Many people who are injured in an accident that is the fault of another are contacted by the other party’s insurance provider and offered a settlement. Acceptance of a settlement includes an insurance release form, which effectively requires that in exchange for the settlement money, the accident victim must forfeit their legal rights to sue on the accident claim in the future, thereby releasing the other party and the insurance provider from any further liability. To think of this another way, getting the settlement amount is contingent on signing the release. Is signing an insurance release a good idea?
In short, signing the release at some point is a good idea because it usually indicates that you have agreed to a settlement amount, rather than having to go to trial. However, you shouldn’t rush into signing an insurance release if the settlement offer was given to you shortly after you suffered your injuries.
Reasons To Delay Signing An Insurance Release
There are a number or reasons why it might not be in your best interest to sign an insurance release too soon after you suffer an injury. To begin, you may not have a full understanding of how extensive your injuries are, or you may not have a good idea of how much medical care your injuries will require in the future. You need to take some time to fully assess your injuries and how they will impact your life down the road before you agree to any offer made by an insurance company. You need to ensure that your future medical expenses are provided for.
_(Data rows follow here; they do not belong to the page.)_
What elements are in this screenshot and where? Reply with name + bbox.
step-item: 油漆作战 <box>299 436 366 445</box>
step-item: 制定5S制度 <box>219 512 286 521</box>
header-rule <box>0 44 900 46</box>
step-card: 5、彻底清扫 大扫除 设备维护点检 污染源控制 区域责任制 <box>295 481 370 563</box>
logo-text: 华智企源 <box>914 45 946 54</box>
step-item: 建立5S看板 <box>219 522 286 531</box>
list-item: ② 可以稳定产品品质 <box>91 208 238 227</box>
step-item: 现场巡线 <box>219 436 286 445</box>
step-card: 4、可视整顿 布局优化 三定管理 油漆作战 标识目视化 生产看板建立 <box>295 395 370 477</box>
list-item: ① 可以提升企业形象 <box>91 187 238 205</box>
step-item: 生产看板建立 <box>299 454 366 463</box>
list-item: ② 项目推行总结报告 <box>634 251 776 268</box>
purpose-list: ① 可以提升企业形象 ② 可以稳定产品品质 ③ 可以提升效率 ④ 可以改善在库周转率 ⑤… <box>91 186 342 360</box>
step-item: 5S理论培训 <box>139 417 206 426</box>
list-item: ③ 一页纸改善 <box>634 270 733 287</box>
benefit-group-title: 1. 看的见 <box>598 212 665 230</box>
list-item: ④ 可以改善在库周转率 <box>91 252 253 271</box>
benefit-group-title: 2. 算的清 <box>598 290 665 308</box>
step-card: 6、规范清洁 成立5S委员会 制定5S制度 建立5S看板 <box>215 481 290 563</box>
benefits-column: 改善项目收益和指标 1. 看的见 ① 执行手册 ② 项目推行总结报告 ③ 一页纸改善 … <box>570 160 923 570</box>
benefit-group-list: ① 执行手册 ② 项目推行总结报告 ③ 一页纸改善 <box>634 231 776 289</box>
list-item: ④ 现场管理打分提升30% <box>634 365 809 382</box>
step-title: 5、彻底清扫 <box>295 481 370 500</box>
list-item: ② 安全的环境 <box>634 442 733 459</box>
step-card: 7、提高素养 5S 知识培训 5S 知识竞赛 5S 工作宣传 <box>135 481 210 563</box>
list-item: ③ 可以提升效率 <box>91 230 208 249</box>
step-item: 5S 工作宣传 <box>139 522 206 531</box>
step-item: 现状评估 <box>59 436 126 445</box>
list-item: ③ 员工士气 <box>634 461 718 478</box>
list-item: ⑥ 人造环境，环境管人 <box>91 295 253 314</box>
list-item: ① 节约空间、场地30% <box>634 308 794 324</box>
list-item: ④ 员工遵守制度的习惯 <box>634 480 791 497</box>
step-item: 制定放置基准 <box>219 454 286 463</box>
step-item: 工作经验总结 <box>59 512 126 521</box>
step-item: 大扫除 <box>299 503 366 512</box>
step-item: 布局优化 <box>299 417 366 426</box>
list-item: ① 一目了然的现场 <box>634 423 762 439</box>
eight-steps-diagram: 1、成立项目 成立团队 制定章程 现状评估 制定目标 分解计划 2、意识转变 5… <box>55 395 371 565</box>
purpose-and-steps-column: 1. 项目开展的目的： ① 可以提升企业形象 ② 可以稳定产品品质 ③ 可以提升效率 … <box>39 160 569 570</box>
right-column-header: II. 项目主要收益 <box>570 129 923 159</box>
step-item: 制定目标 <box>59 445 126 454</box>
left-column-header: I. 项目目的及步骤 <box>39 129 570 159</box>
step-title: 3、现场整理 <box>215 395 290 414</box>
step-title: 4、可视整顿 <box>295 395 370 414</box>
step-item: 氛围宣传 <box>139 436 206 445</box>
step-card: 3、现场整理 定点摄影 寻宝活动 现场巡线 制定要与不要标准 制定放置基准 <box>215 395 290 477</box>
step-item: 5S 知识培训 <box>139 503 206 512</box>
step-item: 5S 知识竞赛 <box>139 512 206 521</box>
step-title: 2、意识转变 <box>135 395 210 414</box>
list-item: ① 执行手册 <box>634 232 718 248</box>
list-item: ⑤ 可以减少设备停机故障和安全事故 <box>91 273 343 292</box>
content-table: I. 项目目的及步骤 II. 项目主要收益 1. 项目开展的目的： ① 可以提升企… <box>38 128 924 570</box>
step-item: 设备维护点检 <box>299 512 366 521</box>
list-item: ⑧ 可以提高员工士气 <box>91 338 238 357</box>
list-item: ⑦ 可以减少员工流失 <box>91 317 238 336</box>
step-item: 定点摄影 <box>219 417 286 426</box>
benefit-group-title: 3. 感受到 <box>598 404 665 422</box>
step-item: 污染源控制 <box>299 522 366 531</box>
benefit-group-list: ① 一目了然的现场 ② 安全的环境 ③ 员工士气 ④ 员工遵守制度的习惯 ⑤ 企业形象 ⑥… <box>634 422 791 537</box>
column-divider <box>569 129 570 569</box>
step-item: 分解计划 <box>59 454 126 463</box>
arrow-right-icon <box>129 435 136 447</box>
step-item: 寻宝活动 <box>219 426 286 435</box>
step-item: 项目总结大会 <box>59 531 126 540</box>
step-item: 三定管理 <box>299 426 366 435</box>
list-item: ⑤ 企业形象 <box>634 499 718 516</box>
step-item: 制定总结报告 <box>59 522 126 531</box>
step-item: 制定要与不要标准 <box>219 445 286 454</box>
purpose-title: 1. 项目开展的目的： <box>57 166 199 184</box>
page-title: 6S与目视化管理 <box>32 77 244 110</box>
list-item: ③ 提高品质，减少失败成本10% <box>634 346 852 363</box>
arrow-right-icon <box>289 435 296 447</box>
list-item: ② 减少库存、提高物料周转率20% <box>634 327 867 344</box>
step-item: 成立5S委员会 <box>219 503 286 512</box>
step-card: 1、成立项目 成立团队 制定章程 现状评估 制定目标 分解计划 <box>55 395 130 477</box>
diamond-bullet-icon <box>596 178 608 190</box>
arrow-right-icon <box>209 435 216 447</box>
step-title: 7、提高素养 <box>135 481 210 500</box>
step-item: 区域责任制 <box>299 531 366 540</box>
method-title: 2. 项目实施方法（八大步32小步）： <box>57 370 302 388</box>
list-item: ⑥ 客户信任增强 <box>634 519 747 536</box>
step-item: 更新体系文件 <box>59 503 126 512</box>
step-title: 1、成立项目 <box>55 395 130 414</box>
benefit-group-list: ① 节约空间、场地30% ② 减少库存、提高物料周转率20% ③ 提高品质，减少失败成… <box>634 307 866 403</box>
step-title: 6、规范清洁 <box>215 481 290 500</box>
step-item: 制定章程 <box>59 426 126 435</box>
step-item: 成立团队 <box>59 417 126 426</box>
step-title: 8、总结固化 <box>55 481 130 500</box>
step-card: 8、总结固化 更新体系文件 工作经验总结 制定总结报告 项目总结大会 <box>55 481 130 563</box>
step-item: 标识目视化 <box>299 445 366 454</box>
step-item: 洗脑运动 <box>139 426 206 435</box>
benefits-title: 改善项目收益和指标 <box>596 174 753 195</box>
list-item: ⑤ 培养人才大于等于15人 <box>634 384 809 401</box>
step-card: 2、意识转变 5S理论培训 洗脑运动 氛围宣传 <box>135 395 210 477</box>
Another reason to delay signing an insurance release is that it might be detrimental to your own insurance provider, and signing the release without consulting your own insurance company could leave you with unpaid expenses if your carrier drops you as a consequence. By signing the release, you will be forfeiting your rights to seek further compensation from the liable parties, but you may also be forfeiting your insurance company’s right to seek further compensation as well. Many insurance policies require holders to obtain permission from their insurance provider before signing any insurance releases from liable parties.
It is also important to ask questions before signing any insurance release. Even if the insurance company sends you the settlement check, take an opportunity to ask any and all questions you have before you sign the release or endorse the check. At this point, you are responsible for making sure that the insurance company is giving you a fair deal, and you may even want to consult with a personal injury lawyer before signing anything.
Once you sign the release, there is no turning back. A release is a binding contract, and you will be stuck with the consequences of signing the release. You need to make sure that you are ready to release the other party and their insurance provider before you accept the settlement amount.
What About A Medical Release? Should I Sign That?
The liable party’s insurance provider will likely send you a medical release to sign. By signing this document, you are granting the insurance company authorization to access to any medical information about you that they can get their hands on. Is that something that you want them to be able to do?
You do not have to sign a medical release, but you will have to provide the relevant medical records and documents that the insurance company requests. By not signing the medical release, you retain control over your personal medical information.